Unreasonably fearing that Julian might also have heard the noise, I raced back along the passage to the door, snatched up the small stamped and addressed brown-paper parcel which lay on the inside door-mat, and fled with the thing to my room. I locked myself in and ripped open the parcel. I had tried Julian’s door earlier and knew it to be unlocked. Now I planned to go in and drop the diary down behind the headboard of his bed while he was still in the cellar. In this way he might be led to believe he had merely misplaced the book. But, after laying aside the diary to pick up and read the stapled sheets which had fallen loose and fluttered to the floor, I forgot all about my planned deception in the dawning knowledge of my brother’s obvious impending insanity. Walmsley had done as he had promised. I cast his brief, eagerly enquiring letter aside and quickly, in growing horror, read his translation of Julian’s cryptical notes. It was all there, all the proof I needed, in neat partially annotated paragraphs; but I did not need to read it all. Certain words and phrases, lines and sentences, seemed to leap upon the paper, attracting my frantically searching eyes:

“This shape/form? sickens me. Thanks be there is not long to wait. There is difficulty in the fact that this form/body/shape? would not obey me at first, and I fear it may have alerted—(?—?) to some degree. Also, I have to hide/protect/conceal ? that of me which also came through with the transfer/journey/passage?
“I know the mind of (?—?) fares badly in the Deeps…and of course his eyes were ruined/destroyed? completely…
“Curse the water that quiets/subdues? Great (?)’s power. In these few times/periods? I have looked upon/seen/ observed? much and studied what I have seen and read—but I have had to gain such knowledge secretly.

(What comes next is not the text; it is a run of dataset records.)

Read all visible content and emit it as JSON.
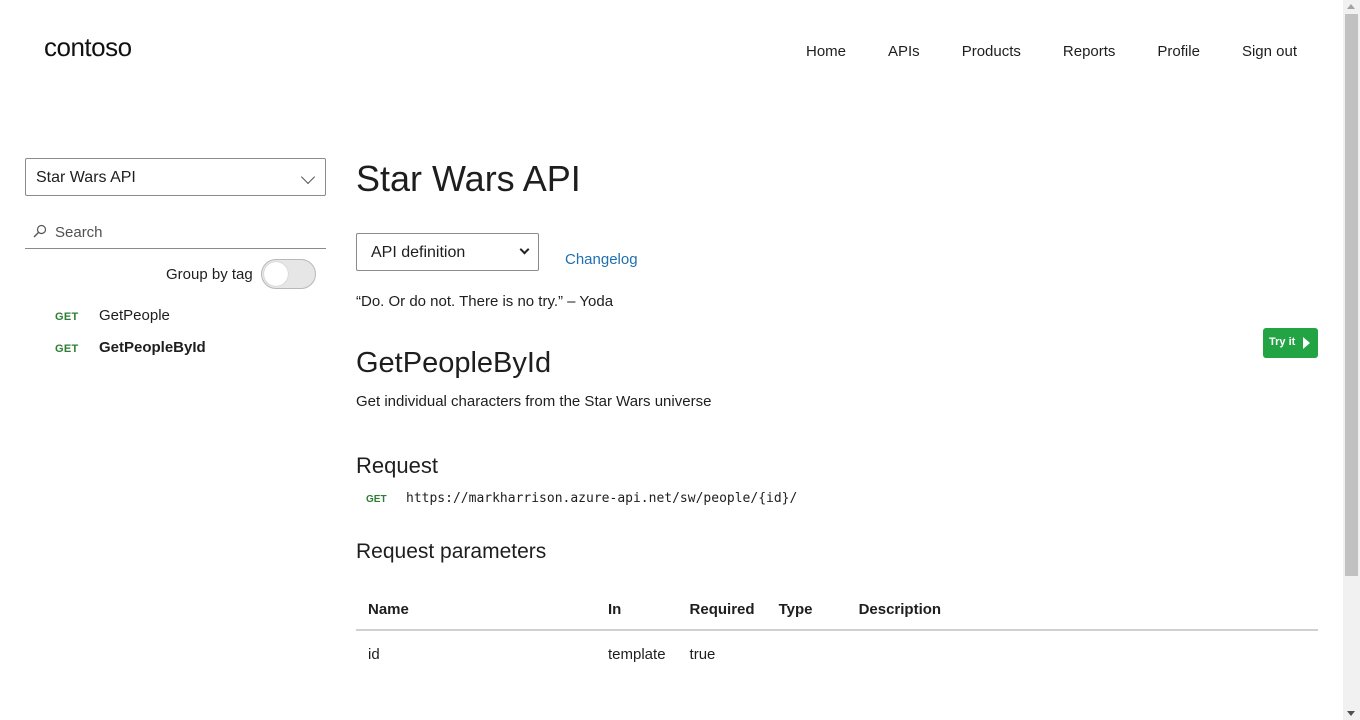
{
  "brand": {
    "logo": "contoso"
  },
  "nav": [
    "Home",
    "APIs",
    "Products",
    "Reports",
    "Profile",
    "Sign out"
  ],
  "sidebar": {
    "api_selected": "Star Wars API",
    "search_placeholder": "Search",
    "group_by_tag_label": "Group by tag",
    "group_by_tag_on": false,
    "operations": [
      {
        "method": "GET",
        "name": "GetPeople",
        "active": false
      },
      {
        "method": "GET",
        "name": "GetPeopleById",
        "active": true
      }
    ]
  },
  "main": {
    "title": "Star Wars API",
    "definition_selected": "API definition",
    "changelog_label": "Changelog",
    "quote": "“Do. Or do not. There is no try.” – Yoda",
    "try_it_label": "Try it",
    "operation": {
      "name": "GetPeopleById",
      "description": "Get individual characters from the Star Wars universe"
    },
    "request": {
      "heading": "Request",
      "method": "GET",
      "url": "https://markharrison.azure-api.net/sw/people/{id}/"
    },
    "params": {
      "heading": "Request parameters",
      "columns": [
        "Name",
        "In",
        "Required",
        "Type",
        "Description"
      ],
      "rows": [
        [
          "id",
          "template",
          "true",
          "",
          ""
        ]
      ]
    }
  },
  "colors": {
    "get_method": "#2e7d32",
    "try_button": "#22a444",
    "link": "#1f6fb2"
  }
}
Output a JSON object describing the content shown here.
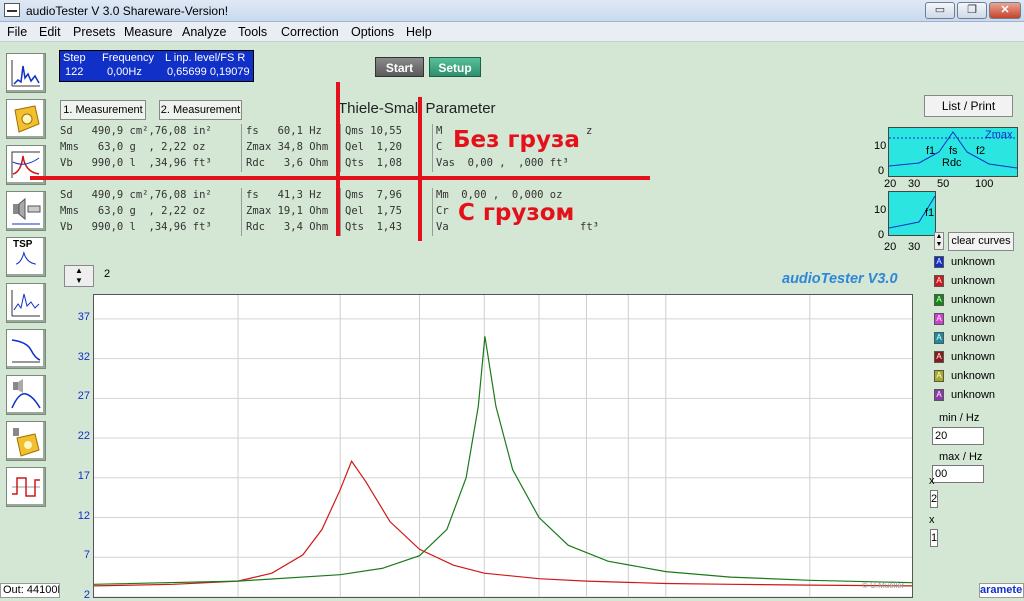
{
  "window": {
    "title": "audioTester  V 3.0 Shareware-Version!",
    "min": "▭",
    "max": "❐",
    "close": "✕"
  },
  "menu": [
    "File",
    "Edit",
    "Presets",
    "Measure",
    "Analyze",
    "Tools",
    "Correction",
    "Options",
    "Help"
  ],
  "toolbar": [
    {
      "icon": "fft-spectrum-icon"
    },
    {
      "icon": "speaker-cone-icon"
    },
    {
      "icon": "impedance-plot-icon"
    },
    {
      "icon": "speaker-measure-icon"
    },
    {
      "icon": "tsp-icon",
      "label": "TSP"
    },
    {
      "icon": "frequency-response-icon"
    },
    {
      "icon": "filter-curve-icon"
    },
    {
      "icon": "speaker-filter-icon"
    },
    {
      "icon": "speaker-cone-icon"
    },
    {
      "icon": "waveform-icon"
    }
  ],
  "stepbox": {
    "h1": "Step",
    "h2": "Frequency",
    "h3": "L  inp. level/FS  R",
    "v1": "122",
    "v2": "0,00Hz",
    "v3": "0,65699 0,19079"
  },
  "buttons": {
    "start": "Start",
    "setup": "Setup",
    "list_print": "List / Print",
    "clear_curves": "clear curves"
  },
  "tsp": {
    "tab1": "1. Measurement",
    "tab2": "2. Measurement",
    "title": "Thiele-Small Parameter",
    "m1": [
      [
        "Sd   490,9 cm²,76,08 in²",
        "fs   60,1 Hz",
        "Qms 10,55",
        "M",
        "z"
      ],
      [
        "Mms   63,0 g  , 2,22 oz",
        "Zmax 34,8 Ohm",
        "Qel  1,20",
        "C",
        ""
      ],
      [
        "Vb   990,0 l  ,34,96 ft³",
        "Rdc   3,6 Ohm",
        "Qts  1,08",
        "Vas  0,00 ,  ,000 ft³",
        ""
      ]
    ],
    "m2": [
      [
        "Sd   490,9 cm²,76,08 in²",
        "fs   41,3 Hz",
        "Qms  7,96",
        "Mm  0,00 ,  0,000 oz",
        ""
      ],
      [
        "Mms   63,0 g  , 2,22 oz",
        "Zmax 19,1 Ohm",
        "Qel  1,75",
        "Cr",
        ""
      ],
      [
        "Vb   990,0 l  ,34,96 ft³",
        "Rdc   3,4 Ohm",
        "Qts  1,43",
        "Va",
        "ft³"
      ]
    ]
  },
  "overlay": {
    "label_top": "Без груза",
    "label_bottom": "С грузом"
  },
  "mini1": {
    "labels": [
      "Zmax",
      "f1",
      "fs",
      "f2",
      "Rdc"
    ],
    "y": [
      "10",
      "0"
    ],
    "x": [
      "20",
      "30",
      "50",
      "100"
    ]
  },
  "mini2": {
    "labels": [
      "f1"
    ],
    "y": [
      "10",
      "0"
    ],
    "x": [
      "20",
      "30"
    ]
  },
  "curves": [
    {
      "color": "#1030c8",
      "label": "unknown"
    },
    {
      "color": "#d01818",
      "label": "unknown"
    },
    {
      "color": "#118811",
      "label": "unknown"
    },
    {
      "color": "#d040d0",
      "label": "unknown"
    },
    {
      "color": "#1a8f9f",
      "label": "unknown"
    },
    {
      "color": "#8a1a1a",
      "label": "unknown"
    },
    {
      "color": "#aaaa22",
      "label": "unknown"
    },
    {
      "color": "#8a3aa8",
      "label": "unknown"
    }
  ],
  "range": {
    "min_label": "min / Hz",
    "min_value": "20",
    "max_label": "max / Hz",
    "max_value": "00"
  },
  "extra_inputs": [
    "x",
    "2",
    "x",
    "1"
  ],
  "graph": {
    "curve_count": "2",
    "brand": "audioTester  V3.0",
    "copyright": "© U.Mueller"
  },
  "status": {
    "left": "Out: 44100H",
    "right": "arameter"
  },
  "chart_data": {
    "type": "line",
    "title": "",
    "xlabel": "",
    "ylabel": "",
    "yticks": [
      2,
      7,
      12,
      17,
      22,
      27,
      32,
      37
    ],
    "ylim": [
      2,
      40
    ],
    "xlim": [
      20,
      200
    ],
    "grid": true,
    "series": [
      {
        "color": "#d01818",
        "x": [
          20,
          25,
          30,
          33,
          36,
          38,
          40,
          41.3,
          43,
          46,
          50,
          55,
          60,
          70,
          80,
          100,
          120,
          150,
          200
        ],
        "y": [
          3.4,
          3.6,
          4.0,
          5.0,
          7.3,
          10.5,
          15.5,
          19.1,
          16.5,
          11.5,
          8.0,
          6.0,
          5.0,
          4.3,
          4.0,
          3.7,
          3.6,
          3.5,
          3.4
        ]
      },
      {
        "color": "#1a7a1a",
        "x": [
          20,
          30,
          40,
          45,
          50,
          54,
          57,
          59,
          60.1,
          62,
          65,
          70,
          76,
          85,
          100,
          120,
          150,
          200
        ],
        "y": [
          3.6,
          4.0,
          4.8,
          5.6,
          7.2,
          10.5,
          17.0,
          26.0,
          34.8,
          26.0,
          18.0,
          12.0,
          8.5,
          6.5,
          5.2,
          4.5,
          4.1,
          3.8
        ]
      }
    ]
  }
}
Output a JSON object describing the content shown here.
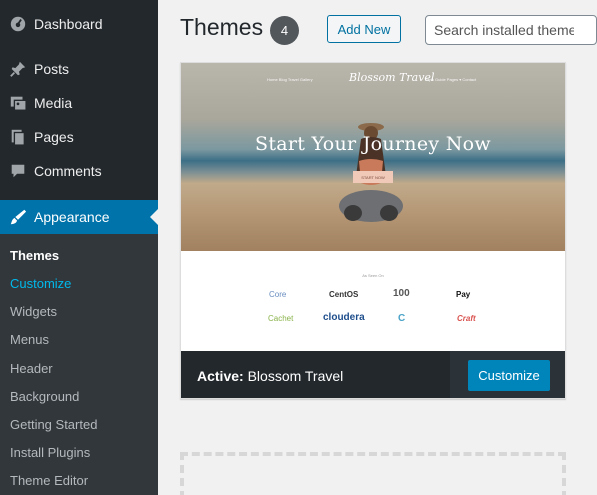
{
  "sidebar": {
    "items": [
      {
        "label": "Dashboard",
        "icon": "dashboard-icon"
      },
      {
        "label": "Posts",
        "icon": "pin-icon"
      },
      {
        "label": "Media",
        "icon": "media-icon"
      },
      {
        "label": "Pages",
        "icon": "pages-icon"
      },
      {
        "label": "Comments",
        "icon": "comment-icon"
      },
      {
        "label": "Appearance",
        "icon": "brush-icon"
      }
    ],
    "submenu": [
      {
        "label": "Themes"
      },
      {
        "label": "Customize"
      },
      {
        "label": "Widgets"
      },
      {
        "label": "Menus"
      },
      {
        "label": "Header"
      },
      {
        "label": "Background"
      },
      {
        "label": "Getting Started"
      },
      {
        "label": "Install Plugins"
      },
      {
        "label": "Theme Editor"
      }
    ]
  },
  "header": {
    "title": "Themes",
    "count": "4",
    "add_new": "Add New",
    "search_placeholder": "Search installed themes..."
  },
  "theme": {
    "screenshot": {
      "nav_left": "Home   Blog   Travel   Gallery",
      "nav_right": "Style Guide   Pages ▾   Contact",
      "logo": "Blossom Travel",
      "hero_title": "Start Your Journey Now",
      "hero_button": "START NOW",
      "clients_heading": "As Seen On",
      "client_logos": [
        "Core",
        "CentOS",
        "100",
        "Pay",
        "Cachet",
        "cloudera",
        "C",
        "Craft"
      ]
    },
    "active_prefix": "Active:",
    "name": "Blossom Travel",
    "customize": "Customize"
  },
  "colors": {
    "sidebar_bg": "#23282d",
    "submenu_bg": "#32373c",
    "accent": "#0073aa",
    "button_primary": "#0085ba"
  }
}
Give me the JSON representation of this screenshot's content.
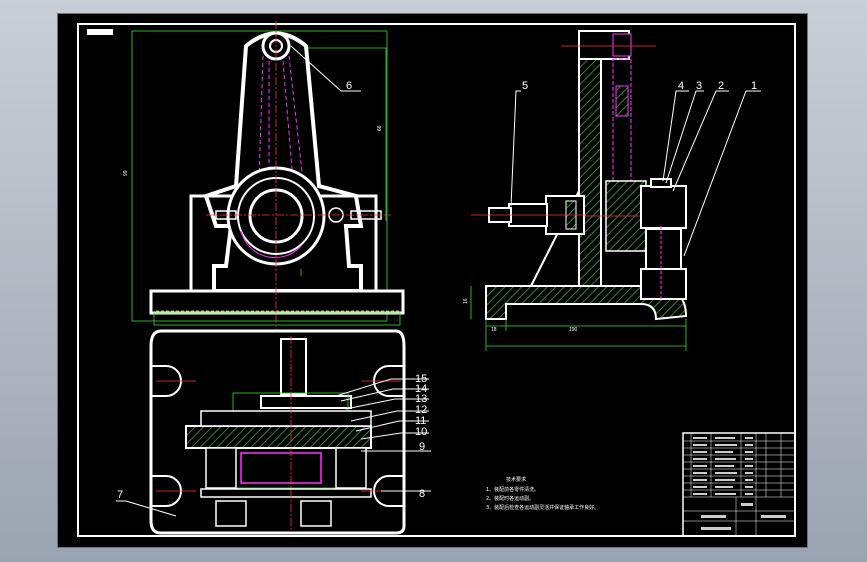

The mind-sendings/mental messages (telepathy?) from my kin/brothers? at (?—?) near that place which men call Devil—(?) were of little use to me, for the progress these beings/creatures? have made is fantastic in the deep times/moments/periods? since their (?) attack on those at Devil—(?).
“I have seen much and I know the time is not yet ripe for the great rising/coming? They have developed weapons of (?) power. We would risk/chance? defeat—and that must never be.
“But if (?????? they ???) turn their devices against themselves (??? bring ?) nation against nation (?? then ??) destructive/cataclysmic? war rivalling (name—possibly
Azathoth,
as in
Pnakotic Mss).
“The mind of (?—?) has broken under the strain of the deeps…It will now be necessary to contact my rightful shape in order to rebecome one/re-enter? it.
“Cthulhu?
(?) triumph (???) I am eager to return to my own shape/form/body? I do not like the way this brother—(the word brother implying falseness?) has looked at me…but he suspects nothing…”

There was more, much more, but I skipped over the vast majority of the translation’s remaining contents and finished by reading the last paragraph which, presumably, had been written in the diary shortly before Julian took himself off to London:

“(Date?)…six more (short periods of time?) to wait…Then the stars should be right/in order/positioned? and if all goes well the transfer can be performed/accomplished?”

That was all; but it was more than enough. That reference about my not “suspecting” anything, in connection with those same horrors which had been responsible for his first breakdown, was sufficient finally to convince me that my brother was seriously ill!